Spitzensport und Kultur für alle - die Rhine-Ruhr 2025 FISU World University Games als Blaupause
100 Tage vor der Eröffnung der Studierenden-Weltspiele in Deutschland sprechen Sina Diekmann, Abteilungsleiterin Sport der Veranstaltungs-gGmbH, und der ADH-Vorstandsvorsitzende Jörg Förster über das Programm und ihre Hoffnungen.

08.04.2025

Was ihm die Ausrichtung der World University Games (WUG) bedeutet, wird auch über die Entfernung, die Videocalls nun einmal mit sich bringen, deutlich. „Das ist ein lang gehegter Traum, an dem wir seit vielen Jahren arbeiten“, sagt Jörg Förster. „Für mich persönlich schließt sich im Sommer ein Kreis, denn bereits im Jahr 2005 hatte ich mit dem damaligen Leiter des Hochschulsports Hamburg, Thomas Beyer, eine Präsentation zur Bewerbung um die damals noch Universiade genannten Weltspiele der Studierenden ausgearbeitet.” Der Anlauf missglückte; umso mehr freut sich Jörg Förster, nun vom 16. bis 27. Juli die Elite der studierenden Spitzensportler*innen in der Region Rhein-Ruhr unter Einbindung Berlins begrüßen zu können.
Am Montagabend (7. April) wurde mit einem Kick-off-Event in Mülheim an der Ruhr der 100-Tage-Countdown eingeläutet, an diesem Dienstag (8. April) gehen die Tickets für die Wettkämpfe in den 18 Sportarten in den Verkauf (alle Informationen dazu hier).
„Wir sind jetzt voll in der Umsetzungsphase, alle wichtigen Aufträge sind vergeben, unser Fokus ist nun direkt auf die Spiele gerichtet“, sagt Sina Diekmann.

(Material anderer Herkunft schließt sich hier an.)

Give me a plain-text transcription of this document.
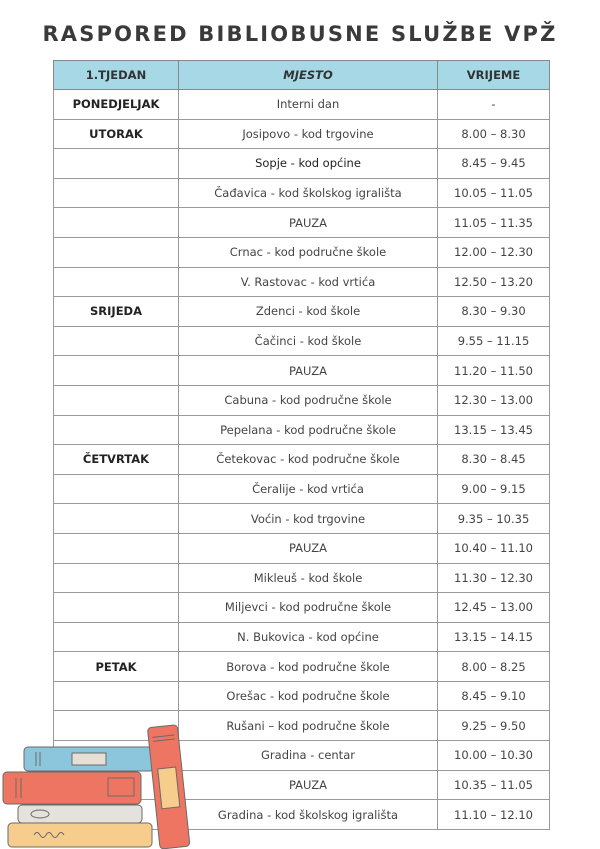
RASPORED BIBLIOBUSNE SLUŽBE VPŽ
1.TJEDAN	MJESTO	VRIJEME
PONEDJELJAK	Interni dan	-
UTORAK	Josipovo - kod trgovine	8.00 – 8.30
	Sopje - kod općine	8.45 – 9.45
	Čađavica - kod školskog igrališta	10.05 – 11.05
	PAUZA	11.05 – 11.35
	Crnac - kod područne škole	12.00 – 12.30
	V. Rastovac - kod vrtića	12.50 – 13.20
SRIJEDA	Zdenci - kod škole	8.30 – 9.30
	Čačinci - kod škole	9.55 – 11.15
	PAUZA	11.20 – 11.50
	Cabuna - kod područne škole	12.30 – 13.00
	Pepelana - kod područne škole	13.15 – 13.45
ČETVRTAK	Četekovac - kod područne škole	8.30 – 8.45
	Čeralije - kod vrtića	9.00 – 9.15
	Voćin - kod trgovine	9.35 – 10.35
	PAUZA	10.40 – 11.10
	Mikleuš - kod škole	11.30 – 12.30
	Miljevci - kod područne škole	12.45 – 13.00
	N. Bukovica - kod općine	13.15 – 14.15
PETAK	Borova - kod područne škole	8.00 – 8.25
	Orešac - kod područne škole	8.45 – 9.10
	Rušani – kod područne škole	9.25 – 9.50
	Gradina - centar	10.00 – 10.30
	PAUZA	10.35 – 11.05
	Gradina - kod školskog igrališta	11.10 – 12.10
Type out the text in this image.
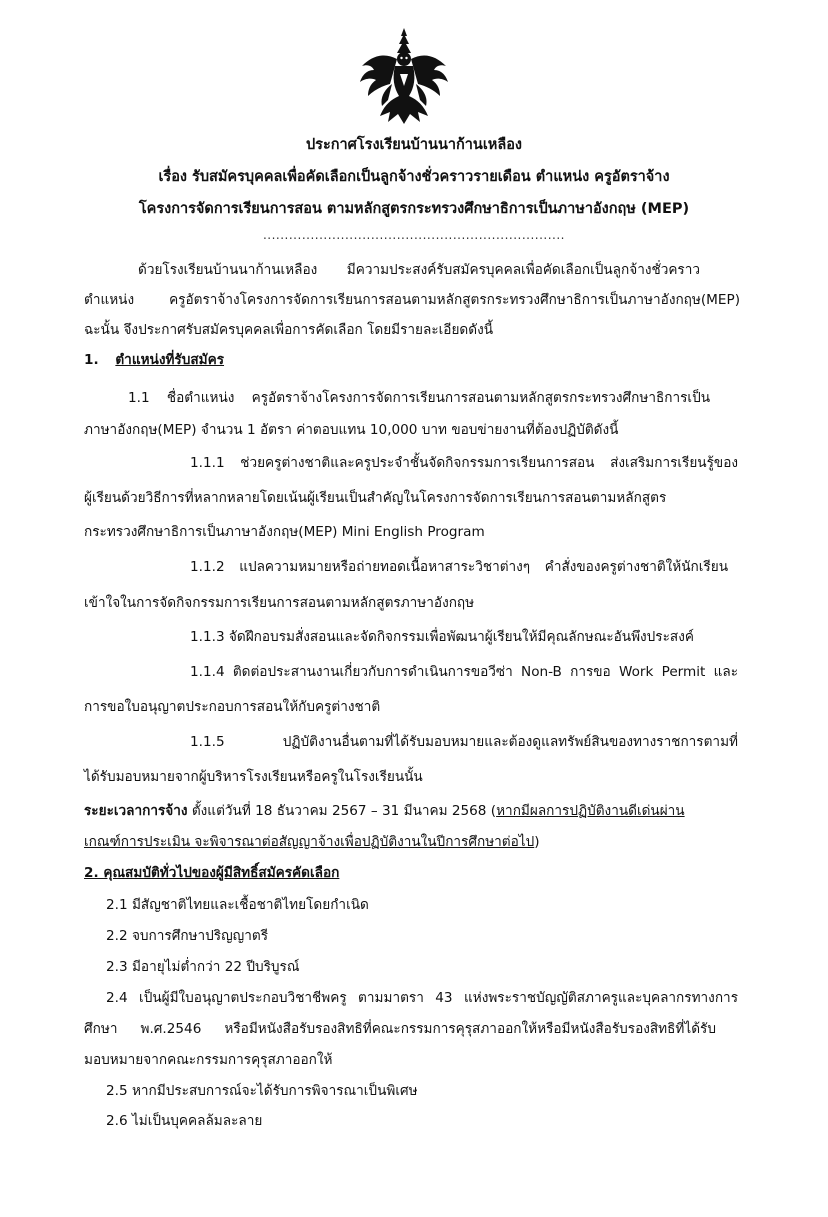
ประกาศโรงเรียนบ้านนาก้านเหลือง
เรื่อง รับสมัครบุคคลเพื่อคัดเลือกเป็นลูกจ้างชั่วคราวรายเดือน ตำแหน่ง ครูอัตราจ้าง
โครงการจัดการเรียนการสอน ตามหลักสูตรกระทรวงศึกษาธิการเป็นภาษาอังกฤษ (MEP)
......................................................................
ด้วยโรงเรียนบ้านนาก้านเหลือง มีความประสงค์รับสมัครบุคคลเพื่อคัดเลือกเป็นลูกจ้างชั่วคราว
ตำแหน่ง ครูอัตราจ้างโครงการจัดการเรียนการสอนตามหลักสูตรกระทรวงศึกษาธิการเป็นภาษาอังกฤษ(MEP)
ฉะนั้น จึงประกาศรับสมัครบุคคลเพื่อการคัดเลือก โดยมีรายละเอียดดังนี้
1. ตำแหน่งที่รับสมัคร
1.1 ชื่อตำแหน่ง ครูอัตราจ้างโครงการจัดการเรียนการสอนตามหลักสูตรกระทรวงศึกษาธิการเป็น
ภาษาอังกฤษ(MEP) จำนวน 1 อัตรา ค่าตอบแทน 10,000 บาท ขอบข่ายงานที่ต้องปฏิบัติดังนี้
1.1.1 ช่วยครูต่างชาติและครูประจำชั้นจัดกิจกรรมการเรียนการสอน ส่งเสริมการเรียนรู้ของ
ผู้เรียนด้วยวิธีการที่หลากหลายโดยเน้นผู้เรียนเป็นสำคัญในโครงการจัดการเรียนการสอนตามหลักสูตร
กระทรวงศึกษาธิการเป็นภาษาอังกฤษ(MEP) Mini English Program
1.1.2 แปลความหมายหรือถ่ายทอดเนื้อหาสาระวิชาต่างๆ คำสั่งของครูต่างชาติให้นักเรียน
เข้าใจในการจัดกิจกรรมการเรียนการสอนตามหลักสูตรภาษาอังกฤษ
1.1.3 จัดฝึกอบรมสั่งสอนและจัดกิจกรรมเพื่อพัฒนาผู้เรียนให้มีคุณลักษณะอันพึงประสงค์
1.1.4 ติดต่อประสานงานเกี่ยวกับการดำเนินการขอวีซ่า Non-B การขอ Work Permit และ
การขอใบอนุญาตประกอบการสอนให้กับครูต่างชาติ
1.1.5 ปฏิบัติงานอื่นตามที่ได้รับมอบหมายและต้องดูแลทรัพย์สินของทางราชการตามที่
ได้รับมอบหมายจากผู้บริหารโรงเรียนหรือครูในโรงเรียนนั้น
ระยะเวลาการจ้าง ตั้งแต่วันที่ 18 ธันวาคม 2567 – 31 มีนาคม 2568 (หากมีผลการปฏิบัติงานดีเด่นผ่าน
เกณฑ์การประเมิน จะพิจารณาต่อสัญญาจ้างเพื่อปฏิบัติงานในปีการศึกษาต่อไป)
2. คุณสมบัติทั่วไปของผู้มีสิทธิ์สมัครคัดเลือก
2.1 มีสัญชาติไทยและเชื้อชาติไทยโดยกำเนิด
2.2 จบการศึกษาปริญญาตรี
2.3 มีอายุไม่ต่ำกว่า 22 ปีบริบูรณ์
2.4 เป็นผู้มีใบอนุญาตประกอบวิชาชีพครู ตามมาตรา 43 แห่งพระราชบัญญัติสภาครูและบุคลากรทางการ
ศึกษา พ.ศ.2546 หรือมีหนังสือรับรองสิทธิที่คณะกรรมการคุรุสภาออกให้หรือมีหนังสือรับรองสิทธิที่ได้รับ
มอบหมายจากคณะกรรมการคุรุสภาออกให้
2.5 หากมีประสบการณ์จะได้รับการพิจารณาเป็นพิเศษ
2.6 ไม่เป็นบุคคลล้มละลาย
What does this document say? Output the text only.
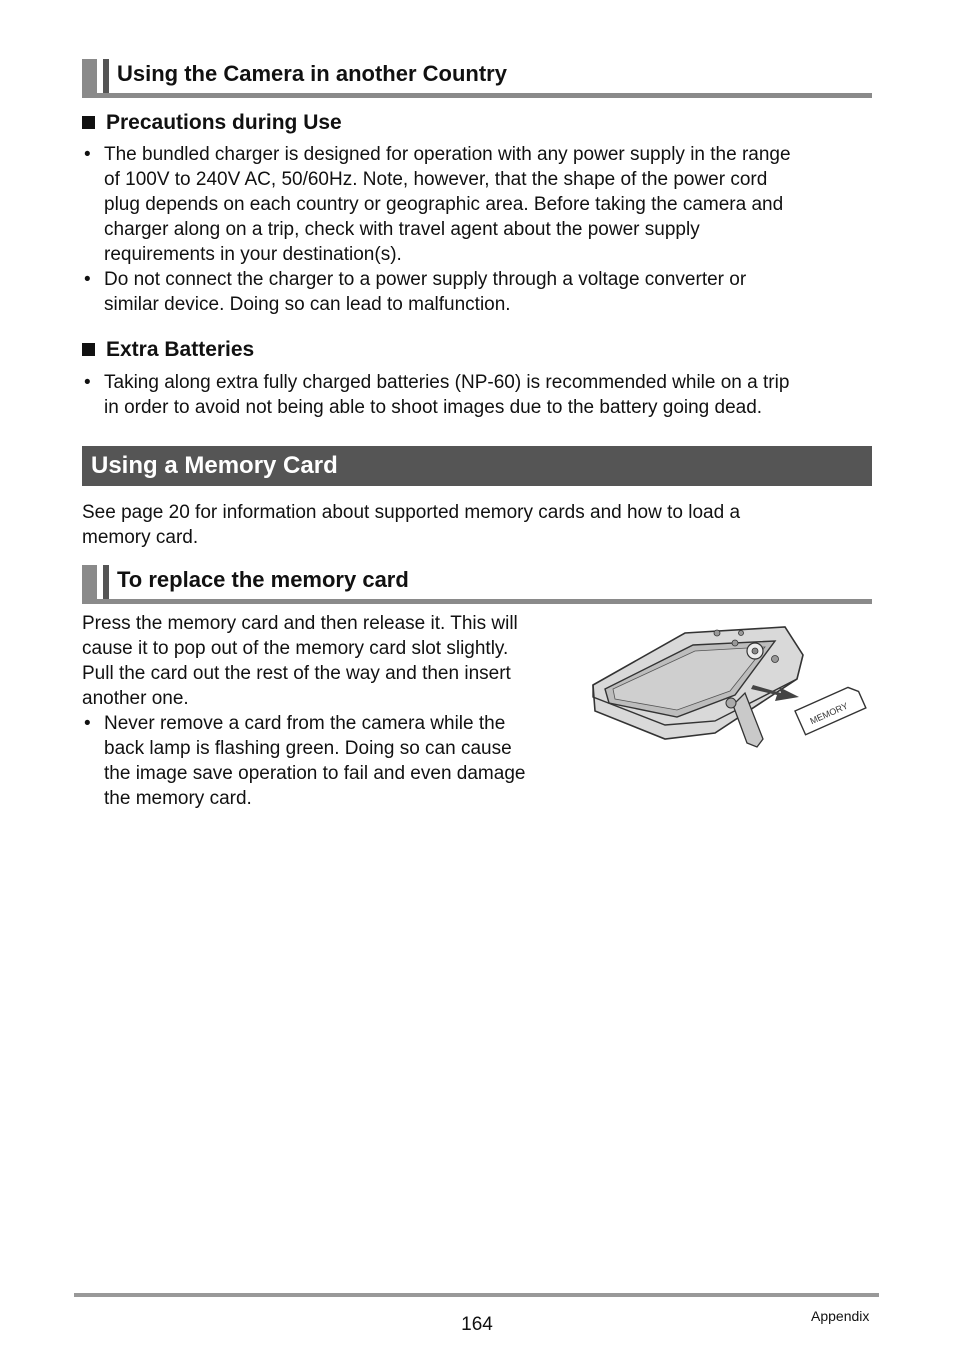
Using the Camera in another Country
Precautions during Use
• The bundled charger is designed for operation with any power supply in the range
of 100V to 240V AC, 50/60Hz. Note, however, that the shape of the power cord
plug depends on each country or geographic area. Before taking the camera and
charger along on a trip, check with travel agent about the power supply
requirements in your destination(s).
• Do not connect the charger to a power supply through a voltage converter or
similar device. Doing so can lead to malfunction.
Extra Batteries
• Taking along extra fully charged batteries (NP-60) is recommended while on a trip
in order to avoid not being able to shoot images due to the battery going dead.
Using a Memory Card
See page 20 for information about supported memory cards and how to load a
memory card.
To replace the memory card
Press the memory card and then release it. This will
cause it to pop out of the memory card slot slightly.
Pull the card out the rest of the way and then insert
another one.
• Never remove a card from the camera while the
back lamp is flashing green. Doing so can cause
the image save operation to fail and even damage
the memory card.
MEMORY
164	Appendix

Sie ist seit drei Jahren bei der Veranstaltungs-gGmbH angestellt, die der ADH gründen musste, um die Organisation und Ausrichtung stemmen zu können. „Ich war Mitarbeiterin Nummer fünf, mittlerweile sind wir bei rund 250, Tendenz stetig steigend“, sagt die 35-Jährige, die sich als Chief Sports Officer um alle Themen rund um die sportliche Durchführung kümmert.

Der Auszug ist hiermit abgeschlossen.